Ah, rasanya aku bisa betah duduk berlama-lama di atas Benteng Marlborough, tentu saat cuaca nyaman. Membawa kopi racikan sendiri, tenggelam dalam imaji, berbicara pada senja di penghujung hari.
Pantai Sungai Suci
Destinasi kali ini tidak berada di dalam wilayah kota Bengkulu, namun ada di kabupaten Bengkulu Tengah. Meskipun jaraknya jauh, namun perjalanan tetap terasa menyenangkan karena lalu lintas yang tidak ramai. Asik banget motoran di jalan yang sepi tuh. Kami sebenarnya nggak mengkhususkan diri untuk sengaja ke pantai ini. Kebetulan, Ara mengajakku mengunjungi desa tempat ia dulu tinggal sewaktu kecil, dan kami melalui pantai ini. Pantai Sungai Suci mengukir memori Ara kecil dan remaja.
Merujuk pada namanya, Ara berkelakar, “Pantai Sungai Suci ini krisis identitas. Pantai, tapi Sungai.”


Berbeda dengan pantai-pantai di sepanjang pesisir kota Bengkulu yang landai dengan pasir sehalus ayakan tepung, Sungai Suci adalah pantai dengan tebing curam seperti beberapa pantai di pesisir selatan kabupaten Gunung Kidul, Daerah Istimewa Yogyakarta seperti Bukit Pengilon ini. Jadi memang bukan pantai untuk mandi-mandi, hanya untuk diamati dan untuk tempat, ehem.. (melirik ke gubuk-gubuk semi tertutup yang berjajar di salah satu area pantai)
Tak ada tiket masuk. Kami menikmati waktu dulu di area itu, sambil memesan es kelapa muda utuh. Ada beberapa bangku terbuka, juga lahan berumput yang nyaman untuk jadi tempat rebahan.
Setelah puas dan merasa bosan, kami beranjak ke area lainnya Pantai Sungai Suci. Di bagian ini, ada tebing yang menjorok ke lautan, bahkan ada batu karang kecil yang benar-benar terpisah dari daratan utama, terhubung oleh jembatan gantung. Tentu saja, jembatan gantung itu dikomersilkan, ada tiket masuk untuk pengunjung yang mau memasukinya. Masih murah sih, Rp5 ribu saja. Meski pendek dan nggak terlalu tinggi, tapi sudah cukup membuat nyaliku yang fobia ketinggian ini ambyar 😂 Coba lihat saja ekspresiku saat melewati jembatan gantung di video ini.
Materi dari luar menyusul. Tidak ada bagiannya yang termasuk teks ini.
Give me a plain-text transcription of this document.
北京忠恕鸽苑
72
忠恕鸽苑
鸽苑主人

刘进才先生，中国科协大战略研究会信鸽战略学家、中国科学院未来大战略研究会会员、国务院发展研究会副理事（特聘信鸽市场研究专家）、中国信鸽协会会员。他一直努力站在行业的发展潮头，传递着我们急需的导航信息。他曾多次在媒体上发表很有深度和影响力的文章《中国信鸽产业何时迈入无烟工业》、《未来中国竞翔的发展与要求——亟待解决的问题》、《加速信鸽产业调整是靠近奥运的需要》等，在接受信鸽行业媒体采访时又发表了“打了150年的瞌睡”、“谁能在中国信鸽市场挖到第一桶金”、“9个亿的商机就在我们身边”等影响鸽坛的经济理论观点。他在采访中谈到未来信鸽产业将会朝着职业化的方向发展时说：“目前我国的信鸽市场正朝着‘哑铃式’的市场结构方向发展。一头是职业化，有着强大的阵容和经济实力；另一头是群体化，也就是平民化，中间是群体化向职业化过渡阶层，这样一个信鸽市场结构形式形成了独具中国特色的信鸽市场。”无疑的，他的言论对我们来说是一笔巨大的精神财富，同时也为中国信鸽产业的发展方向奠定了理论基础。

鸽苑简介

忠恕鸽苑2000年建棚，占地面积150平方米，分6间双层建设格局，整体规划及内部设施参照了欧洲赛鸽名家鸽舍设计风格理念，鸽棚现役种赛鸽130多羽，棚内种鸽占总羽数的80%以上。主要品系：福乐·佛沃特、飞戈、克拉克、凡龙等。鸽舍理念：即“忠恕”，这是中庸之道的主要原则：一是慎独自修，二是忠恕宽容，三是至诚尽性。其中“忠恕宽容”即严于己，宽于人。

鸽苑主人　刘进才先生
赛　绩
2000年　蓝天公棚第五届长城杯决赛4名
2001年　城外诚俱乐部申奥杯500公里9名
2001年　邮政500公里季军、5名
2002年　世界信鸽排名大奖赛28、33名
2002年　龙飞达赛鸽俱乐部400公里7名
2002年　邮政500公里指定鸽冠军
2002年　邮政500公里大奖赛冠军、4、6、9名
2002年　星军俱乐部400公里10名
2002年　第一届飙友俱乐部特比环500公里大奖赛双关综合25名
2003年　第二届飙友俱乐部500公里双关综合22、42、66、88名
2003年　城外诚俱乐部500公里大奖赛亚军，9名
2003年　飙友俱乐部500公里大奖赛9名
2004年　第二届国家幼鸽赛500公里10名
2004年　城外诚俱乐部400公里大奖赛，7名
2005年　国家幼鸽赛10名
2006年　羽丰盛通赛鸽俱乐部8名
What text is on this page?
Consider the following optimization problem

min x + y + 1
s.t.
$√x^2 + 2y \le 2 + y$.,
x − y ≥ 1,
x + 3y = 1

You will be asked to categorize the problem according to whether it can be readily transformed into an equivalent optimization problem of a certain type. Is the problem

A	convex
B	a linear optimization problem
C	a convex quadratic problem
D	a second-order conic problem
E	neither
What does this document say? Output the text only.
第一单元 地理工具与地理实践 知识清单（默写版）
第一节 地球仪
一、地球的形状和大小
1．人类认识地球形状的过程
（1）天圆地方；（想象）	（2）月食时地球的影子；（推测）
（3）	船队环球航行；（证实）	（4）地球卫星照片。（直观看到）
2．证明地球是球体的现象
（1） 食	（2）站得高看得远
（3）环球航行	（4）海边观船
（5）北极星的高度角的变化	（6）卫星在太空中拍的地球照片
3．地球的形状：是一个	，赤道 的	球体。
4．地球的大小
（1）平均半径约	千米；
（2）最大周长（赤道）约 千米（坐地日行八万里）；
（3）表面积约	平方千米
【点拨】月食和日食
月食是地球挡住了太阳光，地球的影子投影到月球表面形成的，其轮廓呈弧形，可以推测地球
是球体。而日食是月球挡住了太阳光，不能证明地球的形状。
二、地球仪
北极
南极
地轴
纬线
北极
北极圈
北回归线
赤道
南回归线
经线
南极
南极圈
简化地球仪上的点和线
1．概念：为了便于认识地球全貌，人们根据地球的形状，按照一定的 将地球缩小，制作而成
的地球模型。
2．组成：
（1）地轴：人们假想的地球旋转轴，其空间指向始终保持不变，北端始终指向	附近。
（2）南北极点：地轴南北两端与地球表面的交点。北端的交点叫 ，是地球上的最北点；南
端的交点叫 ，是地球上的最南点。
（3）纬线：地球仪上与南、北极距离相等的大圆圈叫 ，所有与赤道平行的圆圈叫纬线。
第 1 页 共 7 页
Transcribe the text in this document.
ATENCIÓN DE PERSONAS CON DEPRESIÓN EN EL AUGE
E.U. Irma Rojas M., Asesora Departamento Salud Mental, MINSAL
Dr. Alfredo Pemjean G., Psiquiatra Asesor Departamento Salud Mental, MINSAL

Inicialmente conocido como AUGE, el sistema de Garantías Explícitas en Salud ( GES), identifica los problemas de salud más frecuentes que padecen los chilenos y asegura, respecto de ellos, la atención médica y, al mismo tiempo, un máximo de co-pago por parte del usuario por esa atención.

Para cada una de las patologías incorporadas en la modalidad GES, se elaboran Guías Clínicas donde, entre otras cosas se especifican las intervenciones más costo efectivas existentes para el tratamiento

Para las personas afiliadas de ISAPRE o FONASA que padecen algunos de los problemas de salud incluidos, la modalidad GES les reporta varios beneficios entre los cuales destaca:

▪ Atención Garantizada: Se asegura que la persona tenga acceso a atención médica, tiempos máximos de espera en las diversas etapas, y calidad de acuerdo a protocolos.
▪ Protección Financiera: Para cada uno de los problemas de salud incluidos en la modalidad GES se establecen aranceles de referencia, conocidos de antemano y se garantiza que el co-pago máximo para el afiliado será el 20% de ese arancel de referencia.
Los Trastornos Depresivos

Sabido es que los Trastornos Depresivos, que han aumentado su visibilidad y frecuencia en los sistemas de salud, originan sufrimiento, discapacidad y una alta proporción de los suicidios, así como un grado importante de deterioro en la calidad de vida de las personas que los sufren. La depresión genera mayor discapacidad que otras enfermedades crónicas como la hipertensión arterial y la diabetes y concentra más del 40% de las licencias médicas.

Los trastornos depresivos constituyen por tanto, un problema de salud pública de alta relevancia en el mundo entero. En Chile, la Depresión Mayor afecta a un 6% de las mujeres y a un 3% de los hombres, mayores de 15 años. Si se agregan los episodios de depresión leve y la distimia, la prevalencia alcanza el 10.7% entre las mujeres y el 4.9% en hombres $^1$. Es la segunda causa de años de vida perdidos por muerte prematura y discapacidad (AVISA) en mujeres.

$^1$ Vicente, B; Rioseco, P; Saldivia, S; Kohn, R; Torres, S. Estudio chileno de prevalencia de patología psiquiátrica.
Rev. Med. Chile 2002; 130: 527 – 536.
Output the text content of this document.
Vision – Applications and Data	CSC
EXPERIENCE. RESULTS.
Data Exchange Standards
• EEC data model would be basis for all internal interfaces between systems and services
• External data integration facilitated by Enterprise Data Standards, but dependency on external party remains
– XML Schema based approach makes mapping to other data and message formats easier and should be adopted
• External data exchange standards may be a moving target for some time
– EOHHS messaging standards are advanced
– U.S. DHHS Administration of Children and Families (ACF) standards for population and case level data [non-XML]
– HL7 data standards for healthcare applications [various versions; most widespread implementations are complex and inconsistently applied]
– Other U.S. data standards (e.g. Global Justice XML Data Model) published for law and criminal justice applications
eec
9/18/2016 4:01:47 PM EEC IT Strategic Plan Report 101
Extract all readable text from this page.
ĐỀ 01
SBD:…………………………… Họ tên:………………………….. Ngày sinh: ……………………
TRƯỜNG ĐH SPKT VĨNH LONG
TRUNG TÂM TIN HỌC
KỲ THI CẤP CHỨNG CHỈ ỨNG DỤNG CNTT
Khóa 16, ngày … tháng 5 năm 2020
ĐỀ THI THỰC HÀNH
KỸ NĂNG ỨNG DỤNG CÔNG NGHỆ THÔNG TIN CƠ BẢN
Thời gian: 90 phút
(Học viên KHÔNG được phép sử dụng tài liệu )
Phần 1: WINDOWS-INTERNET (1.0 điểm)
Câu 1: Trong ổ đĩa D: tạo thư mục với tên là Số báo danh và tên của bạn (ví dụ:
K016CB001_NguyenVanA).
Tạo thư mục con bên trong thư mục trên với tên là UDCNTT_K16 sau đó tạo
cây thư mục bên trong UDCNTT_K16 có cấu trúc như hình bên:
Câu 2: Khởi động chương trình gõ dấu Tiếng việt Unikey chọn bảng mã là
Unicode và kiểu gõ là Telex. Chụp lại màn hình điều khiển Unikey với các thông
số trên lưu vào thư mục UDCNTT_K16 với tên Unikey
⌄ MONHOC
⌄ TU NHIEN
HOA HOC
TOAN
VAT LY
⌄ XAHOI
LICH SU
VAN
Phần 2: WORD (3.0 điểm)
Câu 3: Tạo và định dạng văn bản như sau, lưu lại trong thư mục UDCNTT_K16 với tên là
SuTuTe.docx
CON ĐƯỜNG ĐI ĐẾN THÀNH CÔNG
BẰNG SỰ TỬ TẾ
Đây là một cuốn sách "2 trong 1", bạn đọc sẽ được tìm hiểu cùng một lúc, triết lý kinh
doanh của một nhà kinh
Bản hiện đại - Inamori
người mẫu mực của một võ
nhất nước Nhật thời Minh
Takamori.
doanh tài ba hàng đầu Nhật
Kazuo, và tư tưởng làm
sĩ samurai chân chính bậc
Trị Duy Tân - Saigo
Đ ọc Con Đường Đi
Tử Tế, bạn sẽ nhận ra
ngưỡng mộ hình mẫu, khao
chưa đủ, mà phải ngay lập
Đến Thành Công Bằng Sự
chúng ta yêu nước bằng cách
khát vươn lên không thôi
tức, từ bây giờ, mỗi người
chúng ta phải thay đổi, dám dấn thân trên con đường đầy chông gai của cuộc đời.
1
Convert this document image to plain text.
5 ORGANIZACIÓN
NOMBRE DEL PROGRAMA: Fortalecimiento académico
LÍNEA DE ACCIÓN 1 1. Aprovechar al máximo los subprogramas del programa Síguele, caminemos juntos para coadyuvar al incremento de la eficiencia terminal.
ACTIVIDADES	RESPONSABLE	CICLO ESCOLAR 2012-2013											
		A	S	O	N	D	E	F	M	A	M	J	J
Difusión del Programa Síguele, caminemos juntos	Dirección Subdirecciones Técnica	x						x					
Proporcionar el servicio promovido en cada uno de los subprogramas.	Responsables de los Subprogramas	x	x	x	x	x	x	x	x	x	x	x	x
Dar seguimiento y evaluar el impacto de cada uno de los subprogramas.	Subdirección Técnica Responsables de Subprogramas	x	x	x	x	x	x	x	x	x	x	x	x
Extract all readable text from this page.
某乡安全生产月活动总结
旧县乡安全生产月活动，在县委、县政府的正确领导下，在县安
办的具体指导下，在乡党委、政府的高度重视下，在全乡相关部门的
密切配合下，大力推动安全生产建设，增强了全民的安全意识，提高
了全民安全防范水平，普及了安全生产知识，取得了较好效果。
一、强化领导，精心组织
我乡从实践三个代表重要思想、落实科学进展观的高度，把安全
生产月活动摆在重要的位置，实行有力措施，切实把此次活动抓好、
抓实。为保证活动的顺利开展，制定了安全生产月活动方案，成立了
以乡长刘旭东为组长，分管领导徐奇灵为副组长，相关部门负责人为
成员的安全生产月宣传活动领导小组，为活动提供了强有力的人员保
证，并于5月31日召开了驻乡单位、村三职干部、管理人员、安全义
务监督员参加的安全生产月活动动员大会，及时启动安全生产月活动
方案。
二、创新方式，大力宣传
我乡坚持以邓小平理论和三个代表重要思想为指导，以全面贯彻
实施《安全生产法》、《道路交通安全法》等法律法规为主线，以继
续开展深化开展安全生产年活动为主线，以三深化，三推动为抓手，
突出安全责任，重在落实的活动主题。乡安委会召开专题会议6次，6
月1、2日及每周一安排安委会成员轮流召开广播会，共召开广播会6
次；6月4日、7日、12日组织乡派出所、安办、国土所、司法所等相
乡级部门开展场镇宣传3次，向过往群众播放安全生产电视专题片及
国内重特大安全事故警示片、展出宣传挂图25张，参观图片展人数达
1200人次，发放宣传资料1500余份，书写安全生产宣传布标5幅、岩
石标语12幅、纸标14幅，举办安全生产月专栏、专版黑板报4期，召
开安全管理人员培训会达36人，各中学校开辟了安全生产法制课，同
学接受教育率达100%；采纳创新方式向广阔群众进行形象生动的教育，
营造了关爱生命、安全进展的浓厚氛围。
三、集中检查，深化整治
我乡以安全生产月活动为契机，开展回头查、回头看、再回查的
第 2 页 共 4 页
Nggak banyak yang bisa dilakukan di pulau kecilnya, paling jajan dan foto-foto, atau mengamati deburan ombak yang berderai ketika tertumbuk pada tebing terjal.
Ngomong-ngomong, mendekati Pantai Sungai Suci kami melalui jalanan pedesaan Bengkulu yang sangat indah! Menyesal tidak merekamnya atau berhenti sebentar di salah satu sudut jalan.
Kebun Teh Kabawetan, Kepahiang
Salah satu hal yang kusuka dari Bengkulu adalah lanskapnya yang beragam, terangkum dalam satu wilayah provinsi yang juga ringkas. Pantai, bukit, gunung, danau, air terjun, ada semua.
Setelah menginap semalam merayakan pergantian tahun dalam ibadah tutup tahun yang khidmat dan hangat di kampung halaman Ara, kami berangkat ke kabupaten Kepahiang bersama Yadi dengan mobilnya. Dari pantai, naik ke pegunungan. Kalau Bandung punya kebun teh Pangalengan, Bengkulu punya perkebunan teh Kabawetan. Setelah berpanas-panasan, kami tenggelam dalam kesejukan.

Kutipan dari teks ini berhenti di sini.